A default root node is given as the dependency node for any nodes without dependencies, and this node contains the statements to create the migrationregister table that lists the names of nodes that have already been applied. After sorting all the nodes into a sequential list, they are executed in turn, skipping the ones that are already applied.
This is all contained in a separate application from the main application, and they are source-controlled in the same repository so that when a developer finishes work on a feature and the database changes associated with it, they are committed together in the same changeset. If you pull the changes for the feature, you also pull the database changes. Also, the main application simply needs a list of the expected node names.

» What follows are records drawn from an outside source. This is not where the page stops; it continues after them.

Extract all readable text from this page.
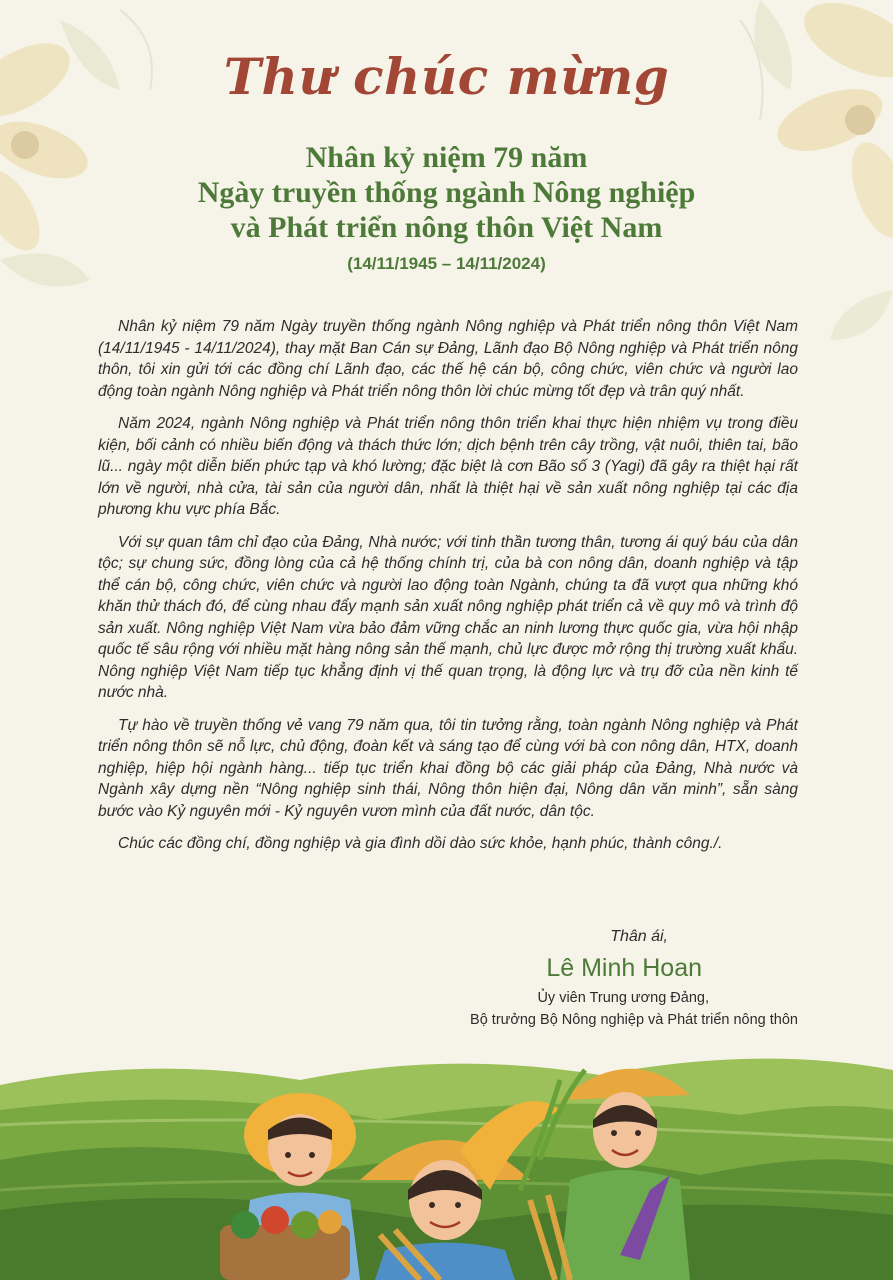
Thư chúc mừng
Nhân kỷ niệm 79 năm
Ngày truyền thống ngành Nông nghiệp
và Phát triển nông thôn Việt Nam
(14/11/1945 – 14/11/2024)

Nhân kỷ niệm 79 năm Ngày truyền thống ngành Nông nghiệp và Phát triển nông thôn Việt Nam (14/11/1945 - 14/11/2024), thay mặt Ban Cán sự Đảng, Lãnh đạo Bộ Nông nghiệp và Phát triển nông thôn, tôi xin gửi tới các đồng chí Lãnh đạo, các thế hệ cán bộ, công chức, viên chức và người lao động toàn ngành Nông nghiệp và Phát triển nông thôn lời chúc mừng tốt đẹp và trân quý nhất.

Năm 2024, ngành Nông nghiệp và Phát triển nông thôn triển khai thực hiện nhiệm vụ trong điều kiện, bối cảnh có nhiều biến động và thách thức lớn; dịch bệnh trên cây trồng, vật nuôi, thiên tai, bão lũ... ngày một diễn biến phức tạp và khó lường; đặc biệt là cơn Bão số 3 (Yagi) đã gây ra thiệt hại rất lớn về người, nhà cửa, tài sản của người dân, nhất là thiệt hại về sản xuất nông nghiệp tại các địa phương khu vực phía Bắc.

Với sự quan tâm chỉ đạo của Đảng, Nhà nước; với tinh thần tương thân, tương ái quý báu của dân tộc; sự chung sức, đồng lòng của cả hệ thống chính trị, của bà con nông dân, doanh nghiệp và tập thể cán bộ, công chức, viên chức và người lao động toàn Ngành, chúng ta đã vượt qua những khó khăn thử thách đó, để cùng nhau đẩy mạnh sản xuất nông nghiệp phát triển cả về quy mô và trình độ sản xuất. Nông nghiệp Việt Nam vừa bảo đảm vững chắc an ninh lương thực quốc gia, vừa hội nhập quốc tế sâu rộng với nhiều mặt hàng nông sản thế mạnh, chủ lực được mở rộng thị trường xuất khẩu. Nông nghiệp Việt Nam tiếp tục khẳng định vị thế quan trọng, là động lực và trụ đỡ của nền kinh tế nước nhà.

Tự hào về truyền thống vẻ vang 79 năm qua, tôi tin tưởng rằng, toàn ngành Nông nghiệp và Phát triển nông thôn sẽ nỗ lực, chủ động, đoàn kết và sáng tạo để cùng với bà con nông dân, HTX, doanh nghiệp, hiệp hội ngành hàng... tiếp tục triển khai đồng bộ các giải pháp của Đảng, Nhà nước và Ngành xây dựng nền “Nông nghiệp sinh thái, Nông thôn hiện đại, Nông dân văn minh”, sẵn sàng bước vào Kỷ nguyên mới - Kỷ nguyên vươn mình của đất nước, dân tộc.

Chúc các đồng chí, đồng nghiệp và gia đình dồi dào sức khỏe, hạnh phúc, thành công./.

Thân ái,
Lê Minh Hoan
Ủy viên Trung ương Đảng,
Bộ trưởng Bộ Nông nghiệp và Phát triển nông thôn
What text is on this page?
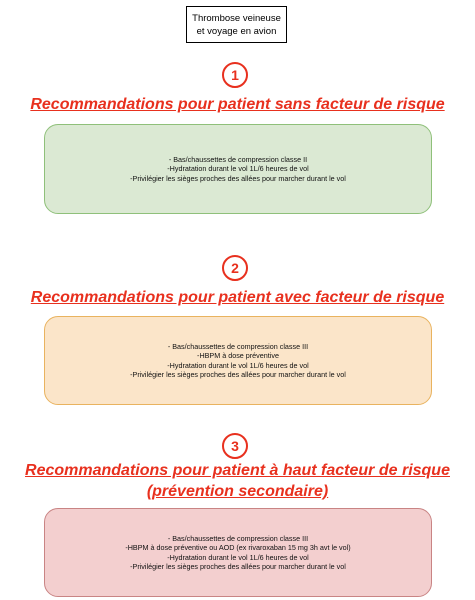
Thrombose veineuse
et voyage en avion
1
Recommandations pour patient sans facteur de risque
- Bas/chaussettes de compression classe II
-Hydratation durant le vol 1L/6 heures de vol
-Privilégier les sièges proches des allées pour marcher durant le vol
2
Recommandations pour patient avec facteur de risque
- Bas/chaussettes de compression classe III
-HBPM à dose préventive
-Hydratation durant le vol 1L/6 heures de vol
-Privilégier les sièges proches des allées pour marcher durant le vol
3
Recommandations pour patient à haut facteur de risque
(prévention secondaire)
- Bas/chaussettes de compression classe III
-HBPM à dose préventive ou AOD (ex rivaroxaban 15 mg 3h avt le vol)
-Hydratation durant le vol 1L/6 heures de vol
-Privilégier les sièges proches des allées pour marcher durant le vol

Any extra or missing, and it knows the database does not match.
I chose this approach because the project often has parallel development by multiple developers, with each developer sometimes having more than 1 thing in development (branchy development, sometimes very branch). Juggling database version numbers was quite the pain. If everybody started with version 37 and "Alice" starts on something and uses version 38 so it will change her database, and "Bob" also starts on work that has to change the database and also uses version 38, someone will need to change eventually. So let's say Bob finishes and pushes to the server. Now Alice, when she pulls Bob's changeset, has to change the version for statements to 39 and set her database version back to 37 so that Bob's changes will get executed, but then hers execute again.
But when all that happens when Alice pulls Bob's changeset is that there's simply a new migration node and another line in the list of node names to check against, things just work.
We use Mercurial (distributed) rather than SVN (client-server), so that's part of why this approach works so well for us.
An easy solution would be to keep a complete schema in SVN (or whatever library). That is, every time you change the schema, run MySQL "desc" to dump out descriptions of all the tables, overwrite the last such schema dump with this, and then commit. Then if you run a version diff, it should tell you what changed. You would, of course, need to keep all the tables in alphabetical order (or some predictable order).
For a different approach: Years ago I worked on a project for a desktop application where we were periodically sending out new versions that might have schema changes, and we wanted to handle these with no user intervention. So the program had a description of what schema it expected. At start up it did some metadata calls to check the schema of the database that it actually had and compared these to what it expected. If then automatically updated the schema to match what it expected. Usually when we added a new column we could simply let it start out null or blank, so this required pretty much zero coding effort once we got the first version to work. When there was some actual manipulation required to populate new fields, we'd have to write custom code, but that was relatively rare.